Whenever possible, it's good to try to avoid a potentially violent clash with a stingray. Though you might think stingrays, with their big barbed tails, are violent, in fact these creatures like to avoid confrontation with humans, according to Healthline. When they find a large animal, like a human, in their habitat, they're far more likely to swim away than to try to counterattack, according to AZ Animals.

Still, though many people try to avoid conflicts with stingrays, injuries sometimes happen. Oftentimes, these wounds can result from people inadvertently stepping on a stingray that was buried in the sand, causing it to react violently, according to the National Capital Poison Center. In the United States, around 2,000 injuries are reported each year from stingray encounters, though deaths are rare. Sometimes, people are injured because they are cut by the stingray's tail, but other times, they also get a dose of the stingray's venom. In either case, getting quick and competent medical care is very important.

How to treat a stingray injury

If you get injured by a stingray, don't panic. And certainly don't mix up stingrays and jellyfish. Your best first option when injured by a stingray is not to urinate on the wound. Instead, pay attention to where the injury is on your body, according to Healthline. If the stingray managed to catch you in a dangerous area, like on your neck or chest, you should head straight to the hospital. Similarly, if you start to feel any allergic symptoms, like a swelling in your throat, you should head to the E.R., since you may be allergic to stingray venom.

However, if your injury, like most stingray injuries, has occurred on your foot or leg, and you feel no allergic symptoms, you can begin to treat the wound yourself, according to the National Capital Poison Center. First, be sure to wash the wound thoroughly, to prevent infection. Then check the wound to see if any bits of the stingray's barb got left behind in your wound. Once you've thoroughly cleaned the area, you might find you are experiencing some lingering pain from the stingray venom. In that case, try soaking your wound in hot water. This treatment has been shown to help alleviate the venom-related pain. Stingray wounds usually heal relatively quickly — within a few days or weeks.

Famous people who have been stung by stingrays

Though the vast majority of stingray injuries are nonfatal, there are some exceptions to this rule, including the widely publicized case of Steve Irwin, according to Biography. Irwin was a famous wildlife advocate who worked for the Australian Zoo and who had his own TV show, "The Crocodile Hunter," on which he shared his love for reptiles and other wildlife. However, tragedy struck in 2006, when, while filming a documentary in Queensland, Australia, Irwin had a deadly encounter with a wild stingray. Irwin got into the water to swim with the stingray when it mistook him for a threat. The stingray plunged its barb into Irwin's chest, injuring Irwin's heart, according to All That's Interesting. His crew attempted to rush him back to a hospital in time to save his life, but Irwin died on the boat.
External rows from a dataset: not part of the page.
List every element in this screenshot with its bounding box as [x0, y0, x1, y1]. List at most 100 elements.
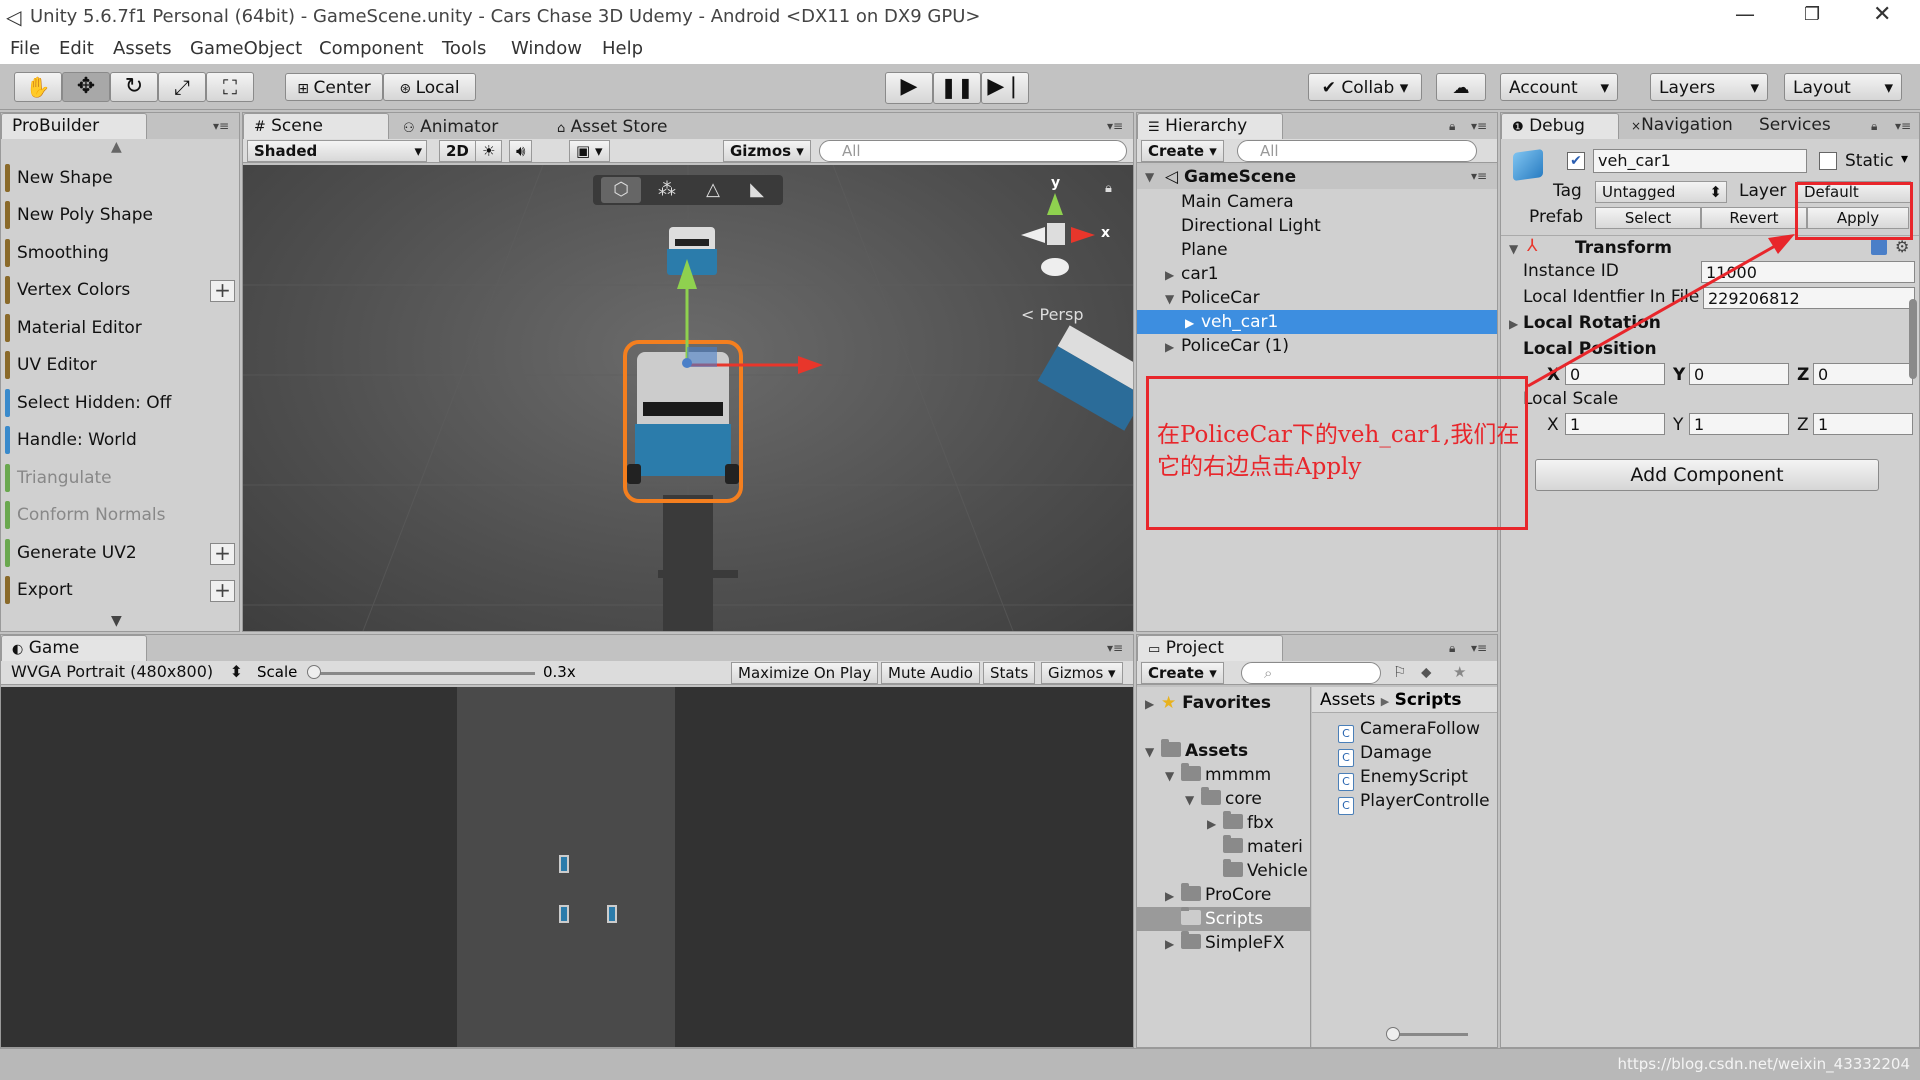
filter-type-icon[interactable]: ⚐ — [1393, 663, 1406, 681]
project-create-button[interactable]: Create ▾ — [1141, 662, 1224, 684]
local-rotation-label[interactable]: Local Rotation — [1523, 313, 1661, 333]
tab-hierarchy[interactable]: ☰ Hierarchy — [1137, 113, 1283, 140]
tree-favorites[interactable]: ★ Favorites — [1161, 691, 1271, 715]
car-model-top[interactable] — [667, 227, 717, 281]
expand-icon[interactable]: ▶ — [1165, 268, 1174, 282]
file-damage[interactable]: C Damage — [1338, 741, 1432, 767]
pivot-local-button[interactable]: ⊛ Local — [383, 73, 476, 101]
tab-services[interactable]: Services — [1759, 113, 1831, 138]
collapse-icon[interactable]: ▼ — [1185, 793, 1194, 807]
pb-new-shape[interactable]: New Shape — [5, 161, 235, 195]
panel-menu-icon[interactable]: ▾≡ — [1471, 119, 1487, 133]
restore-button[interactable]: ❐ — [1804, 4, 1820, 25]
mute-audio-toggle[interactable]: Mute Audio — [881, 662, 980, 684]
stats-toggle[interactable]: Stats — [983, 662, 1036, 684]
expand-icon[interactable]: ▶ — [1165, 937, 1174, 951]
plus-icon[interactable]: + — [210, 543, 235, 565]
filter-label-icon[interactable]: ⬥ — [1421, 663, 1432, 681]
tab-project[interactable]: ▭ Project — [1137, 635, 1283, 662]
pos-y-field[interactable]: 0 — [1689, 363, 1789, 385]
effects-dropdown[interactable]: ▣ ▾ — [569, 140, 610, 162]
collapse-icon[interactable]: ▼ — [1165, 292, 1174, 306]
tab-navigation[interactable]: ×Navigation — [1631, 113, 1733, 139]
collapse-icon[interactable]: ▼ — [1165, 769, 1174, 783]
collapse-icon[interactable]: ▼ — [1145, 745, 1154, 759]
active-checkbox[interactable]: ✔ — [1567, 152, 1585, 170]
tree-core[interactable]: core — [1201, 787, 1262, 811]
tree-mmmm[interactable]: mmmm — [1181, 763, 1271, 787]
hand-tool-button[interactable]: ✋ — [14, 72, 62, 102]
play-button[interactable]: ▶ — [885, 72, 933, 104]
expand-icon[interactable]: ▶ — [1509, 317, 1518, 331]
hierarchy-item-car1[interactable]: car1 — [1181, 262, 1219, 286]
hierarchy-item-policecar[interactable]: PoliceCar — [1181, 286, 1260, 310]
scale-tool-button[interactable]: ⤢ — [158, 72, 206, 102]
plus-icon[interactable]: + — [210, 580, 235, 602]
expand-icon[interactable]: ▶ — [1207, 817, 1216, 831]
icon-size-slider-thumb[interactable] — [1386, 1027, 1400, 1041]
minimize-button[interactable]: — — [1735, 2, 1755, 26]
game-viewport[interactable] — [1, 687, 1133, 1047]
lock-icon[interactable]: 🔒︎ — [1449, 641, 1455, 656]
rect-tool-button[interactable]: ⛶ — [206, 72, 254, 102]
scene-search-input[interactable]: All — [819, 140, 1127, 162]
object-mode-icon[interactable]: ⬡ — [601, 177, 641, 203]
pb-triangulate[interactable]: Triangulate — [5, 461, 235, 495]
scene-viewport[interactable]: ⬡ ⁂ △ ◣ y x 🔒︎ < Persp — [243, 165, 1133, 631]
prefab-revert-button[interactable]: Revert — [1701, 207, 1807, 229]
breadcrumb-scripts[interactable]: Scripts — [1395, 690, 1462, 710]
scale-slider-thumb[interactable] — [307, 665, 321, 679]
tab-animator[interactable]: ⚇ Animator — [403, 115, 498, 141]
2d-toggle[interactable]: 2D — [439, 140, 476, 162]
tab-probuilder[interactable]: ProBuilder — [1, 113, 147, 139]
menu-file[interactable]: File — [10, 38, 40, 59]
hierarchy-item-policecar-1[interactable]: PoliceCar (1) — [1181, 334, 1289, 358]
instance-id-field[interactable]: 11000 — [1701, 261, 1915, 283]
tab-game[interactable]: ◐ Game — [1, 635, 147, 662]
favorite-star-icon[interactable]: ★ — [1453, 663, 1466, 681]
tab-scene[interactable]: # Scene — [243, 113, 389, 140]
scroll-up-icon[interactable]: ▲ — [111, 139, 122, 155]
tab-debug[interactable]: ❶ Debug — [1501, 113, 1619, 140]
inspector-scrollbar[interactable] — [1909, 299, 1917, 379]
pb-new-poly-shape[interactable]: New Poly Shape — [5, 198, 235, 232]
account-dropdown[interactable]: Account ▾ — [1500, 73, 1618, 101]
tree-scripts-selected[interactable]: Scripts — [1137, 907, 1310, 931]
layout-dropdown[interactable]: Layout ▾ — [1784, 73, 1902, 101]
chevron-down-icon[interactable]: ▾ — [1901, 151, 1908, 167]
pb-export[interactable]: Export + — [5, 573, 235, 607]
hierarchy-item-directional-light[interactable]: Directional Light — [1181, 214, 1321, 238]
tree-assets[interactable]: Assets — [1161, 739, 1248, 763]
tree-fbx[interactable]: fbx — [1223, 811, 1274, 835]
pos-x-field[interactable]: 0 — [1565, 363, 1665, 385]
expand-icon[interactable]: ▼ — [1145, 170, 1154, 184]
scale-z-field[interactable]: 1 — [1813, 413, 1913, 435]
resolution-dropdown[interactable]: WVGA Portrait (480x800) ⬍ — [5, 662, 245, 682]
step-button[interactable]: ▶❘ — [981, 72, 1029, 104]
lighting-toggle[interactable]: ☀ — [475, 140, 503, 162]
tree-vehicle[interactable]: Vehicle — [1223, 859, 1308, 883]
file-enemyscript[interactable]: C EnemyScript — [1338, 765, 1468, 791]
cloud-button[interactable]: ☁ — [1436, 73, 1486, 101]
add-component-button[interactable]: Add Component — [1535, 459, 1879, 491]
tree-materi[interactable]: materi — [1223, 835, 1303, 859]
static-checkbox[interactable] — [1819, 152, 1837, 170]
maximize-on-play-toggle[interactable]: Maximize On Play — [731, 662, 879, 684]
audio-toggle[interactable]: 🔊︎ — [509, 140, 533, 162]
expand-icon[interactable]: ▶ — [1165, 889, 1174, 903]
pb-uv-editor[interactable]: UV Editor — [5, 348, 235, 382]
pb-vertex-colors[interactable]: Vertex Colors + — [5, 273, 235, 307]
panel-menu-icon[interactable]: ▾≡ — [1107, 119, 1123, 133]
pb-smoothing[interactable]: Smoothing — [5, 236, 235, 270]
panel-menu-icon[interactable]: ▾≡ — [1471, 641, 1487, 655]
edge-mode-icon[interactable]: △ — [693, 177, 733, 203]
pb-conform-normals[interactable]: Conform Normals — [5, 498, 235, 532]
file-playercontroller[interactable]: C PlayerControlle — [1338, 789, 1490, 815]
persp-label[interactable]: < Persp — [1021, 305, 1084, 324]
object-name-field[interactable]: veh_car1 — [1593, 149, 1807, 173]
menu-gameobject[interactable]: GameObject — [190, 38, 302, 59]
scroll-down-icon[interactable]: ▼ — [111, 613, 122, 629]
pb-material-editor[interactable]: Material Editor — [5, 311, 235, 345]
scene-menu-icon[interactable]: ▾≡ — [1471, 169, 1487, 183]
panel-menu-icon[interactable]: ▾≡ — [213, 119, 229, 133]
Other freak accidents with stingrays have also been reported to have led to the death of the victim, including one incident in which a diver at an aquarium in Singapore was killed by the animal in its tank, according to the Chicago Tribune. Like Irwin, the diver, Phillip Chan, was killed from a puncture wound to the chest, not by the animal's venom.

Stingrays in myth

Stingrays can also be popular figures in myths, including in one of the most famous myths of all time, "The Odyssey," by Homer. "The Odyssey" follows its titular character, Odysseus, over the course of a decade as he attempts to return home to his native Ithaca after the end of the Trojan War, according to World History Encyclopedia.

On his quest to return home, Odysseus fathers a son, Telegonus, with the goddess Circe, according to Britannica. Later, after Odysseus has returned to Ithaca, Telegonus, who never knew his father, goes to seek him out. Before he sets out to find him, his mother, Circe, gives Telegonus a spear (via Encyclopedia Mythica). This spear is tipped with the barb of a deadly stingray. When Telegonus encounters his father, not recognizing him, he ends up killing him with this stingray barb, cementing an ultimately tragic fate for the famous Greek hero.